A web toy at asmrroulette.com. Put on headphones, hit spin, and get a mystery sound. Most of them are relaxing ASMR — rain, crackling fire, cat purring, typing — but there's roughly a 10% chance you'll get blasted with an air horn, a foghorn, or a scream instead.
The sound stays hidden for 5 seconds while a countdown ring ticks down. When it reveals, you find out what you've been listening to — and if it was a scary/irritating one, you get a red flash for good measure.
Years ago I watched this Matt & Tom video where they brainstorm rejected video ideas, and one of them was "ASMR Roulette." I thought it was funny, registered the domain name on the spot, and then... did absolutely nothing with it. For over 8 years.
Fast forward to 2026 — with Claude Code and some other agentic help, building small web toys like this is actually easy now. So I finally made the thing. The domain had been sitting there long enough.
The entire app is a single index.html file — HTML, CSS, and JS, no build step. All 28 sounds are OGG Opus files, split into two folders.
When you spin, the code picks a random sound with a ~10% chance of landing on a scary/irritating one. The sound plays immediately but the identity stays hidden behind a question mark for 5 seconds, then auto-reveals with an emoji and name.
All audio files are OGG Opus format, processed with ffmpeg — trimmed to 60 seconds with a 3-second fade-out:
# ASMR (64kbps)
ffmpeg -i input.mp3 -t 60 -af "afade=t=out:st=57:d=3" -c:a libopus -b:a 64k output.ogg
# Scary (128kbps — they need to hit harder)
ffmpeg -i input.mp3 -t 60 -af "afade=t=out:st=57:d=3" -c:a libopus -b:a 128k output.oggMost sounds are from Pixabay. Two exceptions from Freesound
Full attribution is available in the sound credits modal on the site.

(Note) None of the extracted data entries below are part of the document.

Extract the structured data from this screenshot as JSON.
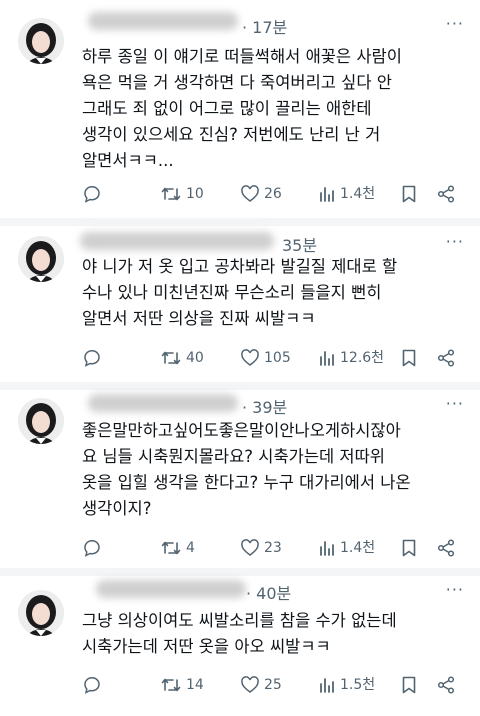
{
  "posts": [
    {
      "time": "· 17분",
      "more": "···",
      "text": "하루 종일 이 얘기로 떠들썩해서 애꽃은 사람이\n욕은 먹을 거 생각하면 다 죽여버리고 싶다 안\n그래도 죄 없이 어그로 많이 끌리는 애한테\n생각이 있으세요 진심? 저번에도 난리 난 거\n알면서ㅋㅋ...",
      "stats": {
        "reposts": "10",
        "likes": "26",
        "views": "1.4천"
      }
    },
    {
      "time": "35분",
      "more": "···",
      "text": "야 니가 저 옷 입고 공차봐라 발길질 제대로 할\n수나 있나 미친년진짜 무슨소리 들을지 뻔히\n알면서 저딴 의상을 진짜 씨발ㅋㅋ",
      "stats": {
        "reposts": "40",
        "likes": "105",
        "views": "12.6천"
      }
    },
    {
      "time": "· 39분",
      "more": "···",
      "text": "좋은말만하고싶어도좋은말이안나오게하시잖아\n요 님들 시축뭔지몰라요? 시축가는데 저따위\n옷을 입힐 생각을 한다고? 누구 대가리에서 나온\n생각이지?",
      "stats": {
        "reposts": "4",
        "likes": "23",
        "views": "1.4천"
      }
    },
    {
      "time": "· 40분",
      "more": "···",
      "text": "그냥 의상이여도 씨발소리를 참을 수가 없는데\n시축가는데 저딴 옷을 아오 씨발ㅋㅋ",
      "stats": {
        "reposts": "14",
        "likes": "25",
        "views": "1.5천"
      }
    }
  ],
  "colors": {
    "text": "#0f1419",
    "muted": "#536471",
    "divider": "#eff3f4"
  },
  "icons": [
    "reply-icon",
    "repost-icon",
    "like-icon",
    "views-icon",
    "bookmark-icon",
    "share-icon",
    "more-icon"
  ]
}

The visual style is inspired by ramblyasfuck.com by David Bradley — a fan site for the Matt & Tom YouTube channel. The red (#C02C38) and blue (#428BCA) split background comes from the color scheme Matt and Tom use in their videos.
The site is intentionally simple — one HTML file, no dependencies, no build tools. If you want to add a sound, fix a bug, or improve something, feel free to open a PR.
The code is open source. Sound files are used under their respective licenses from Pixabay and Freesound — see the attribution in the credits modal for details.